Why don't website respect Do Not Track?
Most of the world's largest websites including Google, Yahoo, Twitter, and Facebook completely ignore the request from your browser if you have DNT switched on while using the Internet.
One reason for this is that governments have so far refused to adopt any legislation to ensure websites that ignore DNT requests are penalized - in contrast, if a company contacts you when you are on a no-call list, it can face fines in excess of $15,000 in the US.
Furthermore, if websites did respect DNT requests, they could stand to miss out on a lot of money from selling your data and advertising to you. Therefore, there's really no incentive for these websites to stop tracking you while you're using them.

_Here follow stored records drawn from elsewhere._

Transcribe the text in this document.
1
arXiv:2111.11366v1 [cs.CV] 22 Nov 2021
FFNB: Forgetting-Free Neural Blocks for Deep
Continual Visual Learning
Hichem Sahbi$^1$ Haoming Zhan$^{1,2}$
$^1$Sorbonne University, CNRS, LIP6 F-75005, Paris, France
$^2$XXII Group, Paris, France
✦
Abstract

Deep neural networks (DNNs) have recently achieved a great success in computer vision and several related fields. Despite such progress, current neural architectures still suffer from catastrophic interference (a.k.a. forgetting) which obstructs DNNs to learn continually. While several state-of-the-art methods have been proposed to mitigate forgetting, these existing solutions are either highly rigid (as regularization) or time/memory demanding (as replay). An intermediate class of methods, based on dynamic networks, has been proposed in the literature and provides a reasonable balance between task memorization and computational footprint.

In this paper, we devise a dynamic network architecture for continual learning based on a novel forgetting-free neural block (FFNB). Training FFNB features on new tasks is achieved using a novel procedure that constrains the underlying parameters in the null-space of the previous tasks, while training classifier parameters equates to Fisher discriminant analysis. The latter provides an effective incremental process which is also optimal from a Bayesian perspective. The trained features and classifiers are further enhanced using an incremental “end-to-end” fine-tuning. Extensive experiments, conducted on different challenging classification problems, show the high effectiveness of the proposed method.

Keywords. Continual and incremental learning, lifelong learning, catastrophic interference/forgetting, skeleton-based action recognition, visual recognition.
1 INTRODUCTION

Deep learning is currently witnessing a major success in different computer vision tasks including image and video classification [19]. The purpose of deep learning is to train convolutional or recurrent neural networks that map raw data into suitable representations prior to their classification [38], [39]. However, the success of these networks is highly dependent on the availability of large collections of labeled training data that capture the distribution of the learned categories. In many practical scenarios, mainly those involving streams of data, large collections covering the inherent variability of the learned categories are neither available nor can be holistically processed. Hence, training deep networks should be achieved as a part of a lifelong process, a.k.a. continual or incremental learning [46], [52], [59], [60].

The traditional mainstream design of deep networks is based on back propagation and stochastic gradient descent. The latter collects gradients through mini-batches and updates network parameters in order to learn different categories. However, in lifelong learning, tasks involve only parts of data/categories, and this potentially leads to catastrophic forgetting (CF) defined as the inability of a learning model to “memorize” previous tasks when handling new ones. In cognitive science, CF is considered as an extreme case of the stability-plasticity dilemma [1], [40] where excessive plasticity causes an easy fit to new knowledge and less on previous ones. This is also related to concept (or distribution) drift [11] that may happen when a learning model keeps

What can I do to protect myself?
If you've been using the DNT tool, fear not - there are a few other ways you can protect your data while browsing the Internet, for example by ad-blocking and cookie-blocking.
You can also install a VPN, which has the added benefit of getting around pesky geo-blocking (great news if your favorite show is only available to stream in certain countries).
Whatever you do, don't rely on DNT - it just doesn't work.